CVE-2026-28969
Use After Free in Apple iOS and iPadOS
Publication date: 2026-05-11
Last updated on: 2026-05-11
Assigner: Apple Inc.
Description
Description
CVSS Scores
EPSS Scores
| Probability: | |
| Percentile: |
Meta Information
Affected Vendors & Products
| Vendor | Product | Version / Range |
|---|---|---|
| apple | ios | 18.7.9 |
| apple | ipados | 18.7.9 |
| apple | ios | 26.5 |
| apple | ipados | 26.5 |
| apple | macos_sequoia | 15.7.7 |
| apple | macos_sonoma | 14.8.7 |
| apple | macos_tahoe | 26.5 |
| apple | tvos | 26.5 |
| apple | visionos | 26.5 |
| apple | watchos | 26.5 |
Helpful Resources
Exploitability
| CWE ID | Description |
|---|---|
| CWE-UNKNOWN |
Attack-Flow Graph
AI Powered Q&A
Can you explain this vulnerability to me?
This vulnerability is a use after free issue, which means that a program continues to use memory after it has been freed. This can lead to unpredictable behavior or crashes. In this case, the issue was addressed by improving memory management in various Apple operating systems.
Specifically, an app may be able to cause unexpected system termination due to this vulnerability.
How can this vulnerability impact me? :
The vulnerability can allow an app to cause unexpected system termination, which means your device or system could crash or restart unexpectedly. This can disrupt normal use and potentially lead to data loss or instability.
What immediate steps should I take to mitigate this vulnerability?
To mitigate this vulnerability, update your Apple devices to the fixed versions of the operating systems as soon as possible.
- Update iOS devices to iOS 18.7.9 or iOS 26.5.

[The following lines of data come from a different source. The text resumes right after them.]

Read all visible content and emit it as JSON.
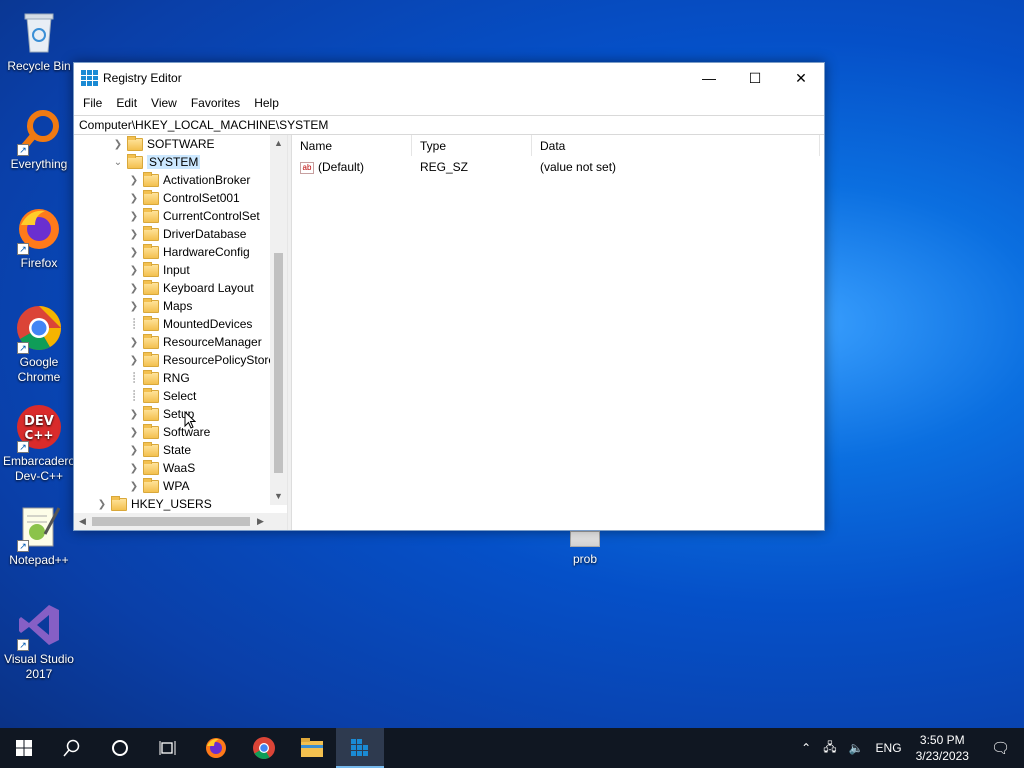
{
  "desktop": {
    "icons": [
      {
        "label": "Recycle Bin",
        "icon": "recycle-bin-icon"
      },
      {
        "label": "Everything",
        "icon": "everything-icon"
      },
      {
        "label": "Firefox",
        "icon": "firefox-icon"
      },
      {
        "label": "Google Chrome",
        "icon": "chrome-icon"
      },
      {
        "label": "Embarcadero Dev-C++",
        "icon": "devcpp-icon"
      },
      {
        "label": "Notepad++",
        "icon": "notepadpp-icon"
      },
      {
        "label": "Visual Studio 2017",
        "icon": "visual-studio-icon"
      }
    ],
    "file_icon": {
      "label": "prob"
    }
  },
  "window": {
    "title": "Registry Editor",
    "controls": {
      "minimize": "—",
      "maximize": "☐",
      "close": "✕"
    },
    "menu": [
      "File",
      "Edit",
      "View",
      "Favorites",
      "Help"
    ],
    "address": "Computer\\HKEY_LOCAL_MACHINE\\SYSTEM",
    "tree": {
      "software": "SOFTWARE",
      "system": "SYSTEM",
      "children": [
        "ActivationBroker",
        "ControlSet001",
        "CurrentControlSet",
        "DriverDatabase",
        "HardwareConfig",
        "Input",
        "Keyboard Layout",
        "Maps",
        "MountedDevices",
        "ResourceManager",
        "ResourcePolicyStore",
        "RNG",
        "Select",
        "Setup",
        "Software",
        "State",
        "WaaS",
        "WPA"
      ],
      "hkey_users": "HKEY_USERS"
    },
    "list": {
      "columns": [
        "Name",
        "Type",
        "Data"
      ],
      "rows": [
        {
          "name": "(Default)",
          "type": "REG_SZ",
          "data": "(value not set)"
        }
      ]
    }
  },
  "taskbar": {
    "tray": {
      "lang": "ENG",
      "time": "3:50 PM",
      "date": "3/23/2023"
    }
  }
}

- Update iPadOS devices to iPadOS 18.7.9 or iPadOS 26.5.
- Update macOS devices to macOS Sequoia 15.7.7, macOS Sonoma 14.8.7, or macOS Tahoe 26.5.
- Update tvOS devices to tvOS 26.5.
- Update visionOS devices to visionOS 26.5.
- Update watchOS devices to watchOS 26.5.
These updates include improved memory management that addresses the use after free issue which could cause unexpected system termination.